I'm rather new to this branch of mathematics but have been trying to learn some basics of it on my own. I know it's likely not the easiest place to start, but I've been working on calculating contour integrals. I know that the contour integral is defined as : $$ \oint f(z)\ dz = 2\pi i\sum \text{Res}\left(f,a_k\right) $$ Which would be immensely useful to me if I knew how to calculate a residue. After some research, I realized that it is the coefficient of the $-1^{\text{st}}$ term of the Laurent Series of the function of the pole for which you are trying to find the residue. I now know all of the necessary information for basic contour integration EXCEPT how to find the Laurent series of a function.

Is it like a Taylor series? Is there a simple formula for it like for a Taylor series? How does the disc/annulus of the area of $z$ affect the series? How do you know whether or not to use a disc or an annulus?

Thanks in advance, I know this may be a handful to teach in just one post, sorry for my ignorance. :/ An example would be really helpful.

Answer 1

Laurent series are for meromorphic functions, that is, functions which are analytic except they may have poles. Just as a Taylor series, you compute a Laurent series around a center. You can compute the $k$th coefficient of the Laurent series with the identity

$a_k = \oint f(z)(z-a)^{-k-1} dz$

If the function has no poles then the Laurent series coincides with the Taylor series, which implies that

$\oint \dfrac{f(z)}{(z-a)^2} dz = f'(a)$

So you can compute derivatives by integrating.

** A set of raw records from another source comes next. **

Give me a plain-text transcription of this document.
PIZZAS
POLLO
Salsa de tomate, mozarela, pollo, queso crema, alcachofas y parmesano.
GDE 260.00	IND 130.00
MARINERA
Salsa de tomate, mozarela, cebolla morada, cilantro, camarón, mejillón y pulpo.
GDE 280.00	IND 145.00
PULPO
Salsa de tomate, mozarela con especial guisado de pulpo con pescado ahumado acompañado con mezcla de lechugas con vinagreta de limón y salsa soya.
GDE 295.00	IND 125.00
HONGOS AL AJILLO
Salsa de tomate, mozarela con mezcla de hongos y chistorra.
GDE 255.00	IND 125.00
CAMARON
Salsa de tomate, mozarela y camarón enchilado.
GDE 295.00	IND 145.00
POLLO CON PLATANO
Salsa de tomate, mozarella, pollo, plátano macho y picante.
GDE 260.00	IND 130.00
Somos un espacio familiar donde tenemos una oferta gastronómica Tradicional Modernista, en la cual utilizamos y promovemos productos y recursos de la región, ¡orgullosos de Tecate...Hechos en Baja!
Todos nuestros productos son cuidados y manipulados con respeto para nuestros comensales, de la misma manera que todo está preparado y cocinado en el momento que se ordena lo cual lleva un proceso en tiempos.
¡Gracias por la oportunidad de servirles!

Any function analytic in a disk will have a Taylor series which converges to it in that disk. On the other hand if the function is known to be analytic in an annulus, it will have a Laurent series which converges to it in that annulus, but it need not have a convergent Taylor series, because it may have poles inside the annulus.

Usually it's easier to compute Laurent series by manipulating known Taylor series instead of using the above formula. For example the Laurent series for $\tan z$ about $z=\pi/2$ can be computed by

$\tan z= \frac{\sin z}{\cos z}= -\frac{\cos(z-\pi/2)}{\sin(z-\pi/2)} = -\frac{1+(z-\pi/2)^2/2+...}{(z-\pi/2) + (z-\pi/2)^3/3!+\dotsb}=-\frac{1}{z-\pi/2}(1-1/3(z-\pi/2)+\dotsb)=-\frac{1}{z-\pi/2}+1/3+\dotsb$

So tangent function has a single pole of order 1 at $\pi/2$.